The respondent contends that the petitioner should be denied relief because he has not shown that errors of law occurred at the trial which would have required or warranted a reversal, and he cites McGarry v. Fogliani, 370 F.2d 42 (9th Cir. 1966). That decision did *855affirm the denial of habeas corpus relief for the reason here urged by the respondent, but it appears from the short per curiam, opinion that the counsel that failed to perfect the appeal was retained counsel, rather than an attorney appointed to represent an indigent. Unlike the case here concerned, there was no showing that such counsel had failed to file an appeal because he had, in effect, determined that the matter was not worthy of judicial review. If McGarry had involved appointed counsel, it would have come within the precise situation concerned in Anders, which is a later decision.

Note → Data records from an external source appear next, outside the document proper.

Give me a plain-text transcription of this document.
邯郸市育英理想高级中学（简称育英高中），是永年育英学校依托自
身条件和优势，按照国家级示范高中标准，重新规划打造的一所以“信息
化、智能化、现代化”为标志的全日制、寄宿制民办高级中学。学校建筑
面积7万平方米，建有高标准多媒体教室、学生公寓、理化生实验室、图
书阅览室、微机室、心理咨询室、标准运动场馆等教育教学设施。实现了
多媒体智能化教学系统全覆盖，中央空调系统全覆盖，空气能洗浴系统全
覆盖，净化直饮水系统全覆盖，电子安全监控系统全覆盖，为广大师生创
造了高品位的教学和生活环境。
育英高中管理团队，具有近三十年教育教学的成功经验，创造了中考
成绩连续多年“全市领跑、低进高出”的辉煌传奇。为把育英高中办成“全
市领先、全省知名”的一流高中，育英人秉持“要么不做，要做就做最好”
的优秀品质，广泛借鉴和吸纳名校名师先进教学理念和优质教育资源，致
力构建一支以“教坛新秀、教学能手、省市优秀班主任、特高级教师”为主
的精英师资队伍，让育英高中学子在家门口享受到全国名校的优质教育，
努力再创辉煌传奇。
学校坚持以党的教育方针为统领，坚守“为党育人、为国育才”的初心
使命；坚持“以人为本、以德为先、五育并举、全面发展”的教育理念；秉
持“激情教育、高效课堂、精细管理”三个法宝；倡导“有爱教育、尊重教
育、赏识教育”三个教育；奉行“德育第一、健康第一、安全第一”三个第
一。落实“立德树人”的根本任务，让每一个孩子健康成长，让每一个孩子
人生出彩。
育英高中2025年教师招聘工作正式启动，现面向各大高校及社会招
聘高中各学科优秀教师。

And it is to be noted that the ruling in Anders was that the case must be returned to the state Court of Appeal and the appeal there perfected by an advocate, even though the last mentioned court had already examined the record before affirming the conviction.

At the hearing conducted by this Court on the petition for habeas corpus, no transcript of the trial in the superior court was available; the public defender could not recall what issues might have been presented as possible errors on appeal; and the petitioner, who is completely inexperienced in the law, recited several alleged conflicts in testimony and errors in admission of evidence which, without a complete record, are almost impossible to evaluate. Rather than for me to require preparation of a transcript and, in effect, conduct here an appeal, in order to carry out what the respondent insists is the requirement of McGarry, it seems to me that the review of the superior court proceedings should be the responsibility of the California Court of Appeal. This is what the petitioner sought from the beginning 'and was wrongfully denied him; this is what Anders would appear to require.

IT IS ORDERED that:

1. The respondent shall discharge the petitioner from custody on March 1, 1968, unless prior to that date appropriate authorities of the State of California shall have (1) authorized the petitioner to file a late notice of appeal from the hereinabove mentioned conviction by the superior court in Riverside County; (2) authorized the petitioner to proceed with the appeal in forma pauperis; and (3) appointed counsel to represent him in such appeal.

2. The respondent is directed promptly to notify the appropriate authorities of the State of California concerning this order.